Michael Löwy: “Dez teses sobre a extrema direita na Europa”

Michael Löwy

I. As eleições europeias confirmaram uma tendência que se observa desde há alguns anos na maioria dos países do continente: o espetacular crescimento da extrema direita. É um fenómeno sem precedente desde os anos 30 do século XX. Em vários países esta corrente obteve entre 10 e 20%, e em três países – França, Inglaterra, Dinamarca, atinge já entre 25 e 30% dos votos. De facto, a sua influência é mais vasta que o seu eleitorado: contamina com as suas ideias a direita “clássica” e igualmente uma parte da esquerda social-liberal. O caso francês é o mais grave, o avanço da Frente Nacional ultrapassou todas as previsões, inclusive as mais pessimistas. Tal como dizia o site Mediapart num editorial recente, “O tempo acabou” ["Il est minuit moins cinq"].
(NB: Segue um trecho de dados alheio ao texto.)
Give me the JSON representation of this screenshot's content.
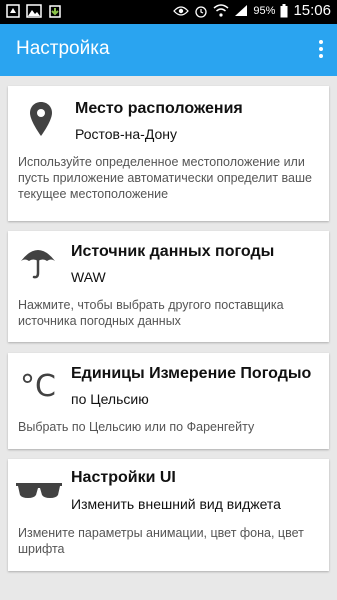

II. Esta extrema direita é muito variada, pode-se observar uma vasta gama, desde partidos abertamente neonazis, como o grego Aurora Dourada, até forças burguesas perfeitamente integradas no jogo político institucional como a UDC suíça. O que têm em comum é o nacionalismo chauvinista, a xenofobia, o racismo, o ódio aos imigrantes – sobretudo os “extra-europeus” – e os ciganos (o povo mais velho da Europa), a islamofobia, o anti-comunismo. A isto pode-se acrescentar, em muitos casos, o anti-semitismo, a homofobia, a misoginia, o autoritarismo, o desprezo pela democracia, a eurofobia. Em relação a outras questões – por exemplo, sobre o neoliberalismo ou o laicismo – esta corrente está mais dividida.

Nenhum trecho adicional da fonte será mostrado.